Can I be really honest? I thought yesterday was the worst possible day for me to be starting the Happynesshub toolkit. It was my first day back teaching after 11 months maternity leave and I had to get up at 6 am to drop my baby son off at his grandma’s. My house was a complete tip and my husband had got some major deadlines looming (he is a professional photographer). Happiness? Today? You had to be kidding me! I was too stressed to be happy today. If I merely survived the day it was going to be an achievement!
However, at the end of the day, as I climbed into bed, my heart heavy and my eyelids heavier I thought: ‘”No, hang on a minute! You have to make some time for you!” So I did.
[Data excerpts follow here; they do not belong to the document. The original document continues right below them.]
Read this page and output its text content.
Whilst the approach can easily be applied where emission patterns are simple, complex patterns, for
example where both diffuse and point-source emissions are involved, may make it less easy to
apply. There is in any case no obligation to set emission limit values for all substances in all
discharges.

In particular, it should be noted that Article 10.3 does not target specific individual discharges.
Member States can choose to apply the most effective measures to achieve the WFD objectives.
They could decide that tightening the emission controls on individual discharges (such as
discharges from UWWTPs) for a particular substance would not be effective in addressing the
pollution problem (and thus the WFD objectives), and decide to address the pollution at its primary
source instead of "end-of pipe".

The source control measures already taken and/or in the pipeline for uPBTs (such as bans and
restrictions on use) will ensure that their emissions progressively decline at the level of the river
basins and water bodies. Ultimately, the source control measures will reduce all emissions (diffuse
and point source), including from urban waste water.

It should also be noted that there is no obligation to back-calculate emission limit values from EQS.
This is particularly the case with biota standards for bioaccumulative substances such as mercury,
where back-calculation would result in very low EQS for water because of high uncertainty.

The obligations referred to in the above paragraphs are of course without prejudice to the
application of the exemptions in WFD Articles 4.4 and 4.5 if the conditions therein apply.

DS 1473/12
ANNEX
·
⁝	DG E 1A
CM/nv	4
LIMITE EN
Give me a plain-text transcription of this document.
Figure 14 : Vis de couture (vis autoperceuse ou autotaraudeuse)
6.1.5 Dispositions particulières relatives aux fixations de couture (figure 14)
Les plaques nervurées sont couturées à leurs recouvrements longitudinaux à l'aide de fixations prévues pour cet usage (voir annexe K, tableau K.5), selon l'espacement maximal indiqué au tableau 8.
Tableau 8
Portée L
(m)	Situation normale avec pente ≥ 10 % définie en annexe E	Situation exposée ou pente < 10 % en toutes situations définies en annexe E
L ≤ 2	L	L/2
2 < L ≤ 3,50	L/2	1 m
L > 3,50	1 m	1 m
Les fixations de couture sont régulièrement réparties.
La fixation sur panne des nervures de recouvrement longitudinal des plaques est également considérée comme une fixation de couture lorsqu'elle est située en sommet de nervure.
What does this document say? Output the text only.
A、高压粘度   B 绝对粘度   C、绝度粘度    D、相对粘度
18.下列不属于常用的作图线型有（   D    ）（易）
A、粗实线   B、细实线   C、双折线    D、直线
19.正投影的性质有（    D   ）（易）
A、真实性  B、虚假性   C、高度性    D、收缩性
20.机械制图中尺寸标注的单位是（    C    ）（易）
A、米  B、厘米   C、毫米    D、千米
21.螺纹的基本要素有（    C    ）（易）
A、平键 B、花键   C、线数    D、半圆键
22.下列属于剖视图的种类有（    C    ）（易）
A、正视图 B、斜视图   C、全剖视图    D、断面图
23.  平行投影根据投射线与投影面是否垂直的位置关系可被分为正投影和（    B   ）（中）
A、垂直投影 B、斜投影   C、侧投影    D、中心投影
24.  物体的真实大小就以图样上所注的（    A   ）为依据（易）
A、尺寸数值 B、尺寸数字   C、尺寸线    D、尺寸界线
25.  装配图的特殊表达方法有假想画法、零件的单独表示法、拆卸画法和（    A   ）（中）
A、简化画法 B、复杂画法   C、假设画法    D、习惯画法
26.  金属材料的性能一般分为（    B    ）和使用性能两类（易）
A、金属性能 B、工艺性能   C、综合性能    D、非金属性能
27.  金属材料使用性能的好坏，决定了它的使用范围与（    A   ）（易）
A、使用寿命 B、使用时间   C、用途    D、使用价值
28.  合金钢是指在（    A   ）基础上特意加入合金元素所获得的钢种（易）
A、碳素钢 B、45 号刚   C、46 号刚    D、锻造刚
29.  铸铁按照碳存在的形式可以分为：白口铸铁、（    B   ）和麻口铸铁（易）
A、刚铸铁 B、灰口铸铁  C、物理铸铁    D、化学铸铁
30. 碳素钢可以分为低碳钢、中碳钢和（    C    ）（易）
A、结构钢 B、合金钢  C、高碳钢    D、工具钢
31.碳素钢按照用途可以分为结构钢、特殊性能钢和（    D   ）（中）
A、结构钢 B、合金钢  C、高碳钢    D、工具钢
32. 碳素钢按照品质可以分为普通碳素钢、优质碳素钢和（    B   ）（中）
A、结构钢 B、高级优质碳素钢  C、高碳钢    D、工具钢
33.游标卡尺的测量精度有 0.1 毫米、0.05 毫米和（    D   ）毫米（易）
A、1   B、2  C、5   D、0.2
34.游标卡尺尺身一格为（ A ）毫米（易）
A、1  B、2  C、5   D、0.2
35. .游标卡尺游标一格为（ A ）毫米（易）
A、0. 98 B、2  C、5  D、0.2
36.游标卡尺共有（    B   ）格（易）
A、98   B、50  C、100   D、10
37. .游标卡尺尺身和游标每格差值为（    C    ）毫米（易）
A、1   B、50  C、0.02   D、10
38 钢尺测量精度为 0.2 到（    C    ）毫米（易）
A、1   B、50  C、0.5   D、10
I clicked on to the email and watched Sally’s Day 1 video about gratitude. It started to inspire me. I reached for my oh so beautiful pad which in itself makes me happy (I’m a stationary freak) and began to reflect. I reflected on my day from a completely different point of view.
As I began to remember some of the lovely things that had actually happened to me today – like how my head teacher welcomed me back to the team, how a little child said “this is fun” during my lesson and how my little boy’s face lit up when he saw me at the end of the school day – my mood began to lift.
I was loving this, it was reviving me! The list began to flow. Stop at 3? No way! I was getting a warm, fuzzy feeling from reflecting on the positives!
I was grateful for the torrential downpour of rain that I watched while warm and cosy through an open window while drinking a steaming cup of coffee, sharing a funny story with my best friend at work and last thing at night feeling the cool cotton of my bed sheets on my tired, aching legs after work.
I was feeling so much more content. Such a simple exercise had changed my perspective on my day completely. We have so much to be grateful for we just need to allow ourselves the time to really feel it.
Thank you Happynesshub, Day 1 was a success and I was wrong, it was actually the best day to be starting my journey.